Latin Alphabet History

History of the Latin Alphabet

The Latin (or, as it is also called, Roman) alphabet appeared in the 7th century BC, undergoing a history of 2,500 years before emerging as one of the dominant writing systems in use today.

Inscription on the Brooch of Palestrina - the earliest form of Latin alphabet

The earliest inscription in Latin characters, dating from the 7th century BC, was made on golden brooch known as Praeneste Fibula (preserved now in the Museo Preistorico Etnografico Luigi Pigorini in Rome). It is written from right to left and reads:

MANIOS:MED:FHEFHAKED:NUMASIOI
(in Classical Latin: Manius me fecit Numerio)
Manius made me for Numerius.

Another inscription, dating from the end of the 7th or the beginning of the 6th century BC, was engraved on a small pillar (cippus) found in the Roman Forum. It is written vertically on the four faces of the pillar in bustrophedon style.

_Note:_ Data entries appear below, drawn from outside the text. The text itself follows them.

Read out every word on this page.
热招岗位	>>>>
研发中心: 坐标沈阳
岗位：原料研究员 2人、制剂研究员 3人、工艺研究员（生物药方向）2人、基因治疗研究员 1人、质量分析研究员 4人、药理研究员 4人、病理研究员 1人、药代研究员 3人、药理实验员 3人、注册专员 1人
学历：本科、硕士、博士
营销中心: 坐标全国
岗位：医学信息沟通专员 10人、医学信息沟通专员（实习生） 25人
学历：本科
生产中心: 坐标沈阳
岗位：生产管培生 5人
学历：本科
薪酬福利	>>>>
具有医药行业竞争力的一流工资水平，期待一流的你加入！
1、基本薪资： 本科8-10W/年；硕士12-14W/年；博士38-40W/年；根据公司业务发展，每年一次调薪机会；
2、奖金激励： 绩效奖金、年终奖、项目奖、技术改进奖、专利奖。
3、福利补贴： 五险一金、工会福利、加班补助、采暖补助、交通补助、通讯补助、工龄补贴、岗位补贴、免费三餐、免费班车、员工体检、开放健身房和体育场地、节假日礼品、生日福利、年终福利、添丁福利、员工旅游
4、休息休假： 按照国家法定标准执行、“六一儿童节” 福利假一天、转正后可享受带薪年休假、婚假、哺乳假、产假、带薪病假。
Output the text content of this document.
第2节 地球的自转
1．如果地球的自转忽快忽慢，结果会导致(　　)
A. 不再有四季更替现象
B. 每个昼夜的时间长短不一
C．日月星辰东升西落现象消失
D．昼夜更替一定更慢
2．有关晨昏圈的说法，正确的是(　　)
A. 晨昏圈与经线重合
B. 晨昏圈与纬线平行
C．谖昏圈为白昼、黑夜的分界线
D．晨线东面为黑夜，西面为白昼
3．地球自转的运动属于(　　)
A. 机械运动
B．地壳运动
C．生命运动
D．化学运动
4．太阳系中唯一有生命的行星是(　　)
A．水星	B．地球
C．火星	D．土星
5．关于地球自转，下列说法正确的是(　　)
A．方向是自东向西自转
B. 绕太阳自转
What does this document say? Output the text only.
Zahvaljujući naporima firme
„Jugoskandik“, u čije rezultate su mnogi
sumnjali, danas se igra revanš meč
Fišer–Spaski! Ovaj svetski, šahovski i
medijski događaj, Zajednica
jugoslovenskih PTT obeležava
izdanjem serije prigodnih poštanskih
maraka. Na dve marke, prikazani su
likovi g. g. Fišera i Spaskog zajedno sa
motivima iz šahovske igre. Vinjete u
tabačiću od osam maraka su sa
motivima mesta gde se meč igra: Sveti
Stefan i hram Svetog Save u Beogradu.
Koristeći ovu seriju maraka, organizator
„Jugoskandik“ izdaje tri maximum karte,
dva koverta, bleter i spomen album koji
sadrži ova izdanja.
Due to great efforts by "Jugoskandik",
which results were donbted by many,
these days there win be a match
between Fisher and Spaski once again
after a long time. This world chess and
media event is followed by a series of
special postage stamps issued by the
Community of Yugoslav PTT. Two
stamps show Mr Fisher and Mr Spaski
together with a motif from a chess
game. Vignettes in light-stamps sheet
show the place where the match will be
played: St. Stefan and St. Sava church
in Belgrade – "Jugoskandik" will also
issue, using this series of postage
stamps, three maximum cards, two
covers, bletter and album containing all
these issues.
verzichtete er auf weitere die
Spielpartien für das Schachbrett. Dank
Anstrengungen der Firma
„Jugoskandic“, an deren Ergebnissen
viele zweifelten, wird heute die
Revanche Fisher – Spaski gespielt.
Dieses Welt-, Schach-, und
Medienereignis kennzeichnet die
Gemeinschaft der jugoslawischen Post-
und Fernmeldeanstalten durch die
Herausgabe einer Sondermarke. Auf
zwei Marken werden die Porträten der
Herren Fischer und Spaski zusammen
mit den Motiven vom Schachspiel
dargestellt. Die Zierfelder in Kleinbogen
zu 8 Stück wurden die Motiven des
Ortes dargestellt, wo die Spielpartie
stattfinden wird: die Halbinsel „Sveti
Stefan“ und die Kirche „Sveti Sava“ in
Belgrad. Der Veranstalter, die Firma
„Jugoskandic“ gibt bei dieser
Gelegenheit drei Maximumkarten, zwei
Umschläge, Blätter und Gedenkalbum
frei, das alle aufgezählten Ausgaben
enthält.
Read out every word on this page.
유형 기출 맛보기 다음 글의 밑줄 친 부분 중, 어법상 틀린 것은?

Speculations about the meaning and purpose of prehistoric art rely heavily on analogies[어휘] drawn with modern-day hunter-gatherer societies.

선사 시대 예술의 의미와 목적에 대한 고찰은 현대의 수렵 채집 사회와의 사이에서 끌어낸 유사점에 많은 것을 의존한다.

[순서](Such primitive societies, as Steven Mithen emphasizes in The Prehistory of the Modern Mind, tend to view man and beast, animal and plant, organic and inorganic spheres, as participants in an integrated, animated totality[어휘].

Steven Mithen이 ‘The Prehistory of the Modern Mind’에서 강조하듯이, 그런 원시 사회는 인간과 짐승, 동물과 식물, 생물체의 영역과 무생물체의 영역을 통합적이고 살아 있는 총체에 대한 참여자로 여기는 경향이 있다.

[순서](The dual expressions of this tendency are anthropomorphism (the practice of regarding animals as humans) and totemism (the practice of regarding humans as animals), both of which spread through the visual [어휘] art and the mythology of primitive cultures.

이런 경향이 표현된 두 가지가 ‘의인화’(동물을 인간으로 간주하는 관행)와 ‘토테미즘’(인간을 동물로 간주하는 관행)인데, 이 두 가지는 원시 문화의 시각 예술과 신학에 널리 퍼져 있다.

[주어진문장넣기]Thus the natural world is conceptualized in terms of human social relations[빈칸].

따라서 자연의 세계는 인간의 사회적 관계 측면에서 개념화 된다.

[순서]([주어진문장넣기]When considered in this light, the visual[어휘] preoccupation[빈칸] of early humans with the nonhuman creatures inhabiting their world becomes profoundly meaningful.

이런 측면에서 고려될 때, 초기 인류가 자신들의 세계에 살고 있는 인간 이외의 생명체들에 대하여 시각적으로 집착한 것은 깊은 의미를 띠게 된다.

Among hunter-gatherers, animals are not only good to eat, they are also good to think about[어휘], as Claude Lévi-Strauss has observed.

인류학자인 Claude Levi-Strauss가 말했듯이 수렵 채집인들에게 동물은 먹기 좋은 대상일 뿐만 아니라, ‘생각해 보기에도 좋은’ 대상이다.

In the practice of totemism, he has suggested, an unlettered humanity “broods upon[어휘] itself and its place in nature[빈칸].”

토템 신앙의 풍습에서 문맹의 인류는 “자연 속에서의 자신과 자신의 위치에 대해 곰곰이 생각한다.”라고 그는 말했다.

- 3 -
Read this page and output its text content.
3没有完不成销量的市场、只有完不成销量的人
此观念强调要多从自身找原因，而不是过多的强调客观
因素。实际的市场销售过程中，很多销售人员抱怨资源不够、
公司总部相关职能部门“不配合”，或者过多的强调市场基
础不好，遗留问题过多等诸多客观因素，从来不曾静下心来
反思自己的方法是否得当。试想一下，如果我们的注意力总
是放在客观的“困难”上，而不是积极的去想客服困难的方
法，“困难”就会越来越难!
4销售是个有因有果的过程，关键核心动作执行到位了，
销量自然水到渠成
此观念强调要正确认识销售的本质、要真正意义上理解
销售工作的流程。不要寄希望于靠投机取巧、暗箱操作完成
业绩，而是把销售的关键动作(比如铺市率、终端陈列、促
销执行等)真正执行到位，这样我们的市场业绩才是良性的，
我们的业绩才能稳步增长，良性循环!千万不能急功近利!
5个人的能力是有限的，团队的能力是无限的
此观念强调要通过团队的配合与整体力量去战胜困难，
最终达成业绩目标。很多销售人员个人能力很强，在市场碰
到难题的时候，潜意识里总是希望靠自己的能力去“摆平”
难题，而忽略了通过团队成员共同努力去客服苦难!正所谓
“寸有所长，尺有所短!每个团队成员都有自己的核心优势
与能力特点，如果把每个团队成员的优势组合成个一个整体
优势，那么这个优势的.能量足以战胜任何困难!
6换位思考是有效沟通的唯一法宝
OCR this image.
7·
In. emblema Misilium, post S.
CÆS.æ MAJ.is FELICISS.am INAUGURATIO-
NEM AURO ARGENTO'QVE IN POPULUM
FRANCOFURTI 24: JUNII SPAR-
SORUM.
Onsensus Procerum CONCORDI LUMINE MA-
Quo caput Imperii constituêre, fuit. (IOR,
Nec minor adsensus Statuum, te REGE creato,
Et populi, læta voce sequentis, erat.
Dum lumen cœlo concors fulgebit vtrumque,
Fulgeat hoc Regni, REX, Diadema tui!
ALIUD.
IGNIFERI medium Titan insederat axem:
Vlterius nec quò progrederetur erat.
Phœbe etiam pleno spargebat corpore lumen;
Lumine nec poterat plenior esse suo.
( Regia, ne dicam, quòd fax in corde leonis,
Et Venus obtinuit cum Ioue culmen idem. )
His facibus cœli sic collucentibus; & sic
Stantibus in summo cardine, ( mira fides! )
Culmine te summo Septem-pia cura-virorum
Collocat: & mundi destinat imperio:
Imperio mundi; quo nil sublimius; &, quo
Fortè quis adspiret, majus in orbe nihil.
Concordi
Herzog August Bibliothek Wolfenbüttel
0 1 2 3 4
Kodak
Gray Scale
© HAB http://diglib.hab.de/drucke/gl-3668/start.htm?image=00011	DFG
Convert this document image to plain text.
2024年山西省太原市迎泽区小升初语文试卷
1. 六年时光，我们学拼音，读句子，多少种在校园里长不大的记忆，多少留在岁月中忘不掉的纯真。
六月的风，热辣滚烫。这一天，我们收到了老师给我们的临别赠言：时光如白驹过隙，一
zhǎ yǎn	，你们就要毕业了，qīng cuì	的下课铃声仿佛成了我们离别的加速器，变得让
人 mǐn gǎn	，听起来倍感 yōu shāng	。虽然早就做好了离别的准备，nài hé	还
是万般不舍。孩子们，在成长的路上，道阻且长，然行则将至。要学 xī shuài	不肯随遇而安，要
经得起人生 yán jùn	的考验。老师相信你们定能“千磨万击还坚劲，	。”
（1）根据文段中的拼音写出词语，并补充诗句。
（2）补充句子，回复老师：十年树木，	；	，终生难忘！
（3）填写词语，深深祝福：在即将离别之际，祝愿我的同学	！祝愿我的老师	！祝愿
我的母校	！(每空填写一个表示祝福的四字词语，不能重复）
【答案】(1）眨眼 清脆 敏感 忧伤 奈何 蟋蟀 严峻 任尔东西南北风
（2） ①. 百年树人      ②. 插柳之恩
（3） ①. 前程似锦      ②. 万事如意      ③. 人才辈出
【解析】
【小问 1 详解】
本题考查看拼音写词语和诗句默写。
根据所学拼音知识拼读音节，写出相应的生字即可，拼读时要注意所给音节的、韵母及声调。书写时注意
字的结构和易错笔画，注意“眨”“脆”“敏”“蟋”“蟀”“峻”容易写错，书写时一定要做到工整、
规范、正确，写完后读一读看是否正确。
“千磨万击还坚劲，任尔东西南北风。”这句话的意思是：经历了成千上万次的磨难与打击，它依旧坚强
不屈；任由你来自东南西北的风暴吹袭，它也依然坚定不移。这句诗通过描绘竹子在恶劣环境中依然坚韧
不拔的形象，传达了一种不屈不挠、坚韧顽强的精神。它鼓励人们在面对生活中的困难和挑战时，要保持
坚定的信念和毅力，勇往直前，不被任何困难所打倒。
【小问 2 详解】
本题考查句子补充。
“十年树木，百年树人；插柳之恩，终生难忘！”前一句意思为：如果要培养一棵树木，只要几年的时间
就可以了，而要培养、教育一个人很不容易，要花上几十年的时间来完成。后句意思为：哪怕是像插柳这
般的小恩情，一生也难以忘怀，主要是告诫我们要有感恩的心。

Duenos Inscription - an early form of Latin alphabet

The Duenos inscription, dated to the 6th century BC, shows the earliest known forms of the Old Latin alphabet.

Another inscription, probably of the 6th century BC, was discovered near the Quirinal Hill in Rome. It is known as the Duenos Vase and like the Praeneste Fibula is also written from right to left. These inscriptions are generally considered to be the oldest existing examples of the Latin alphabet.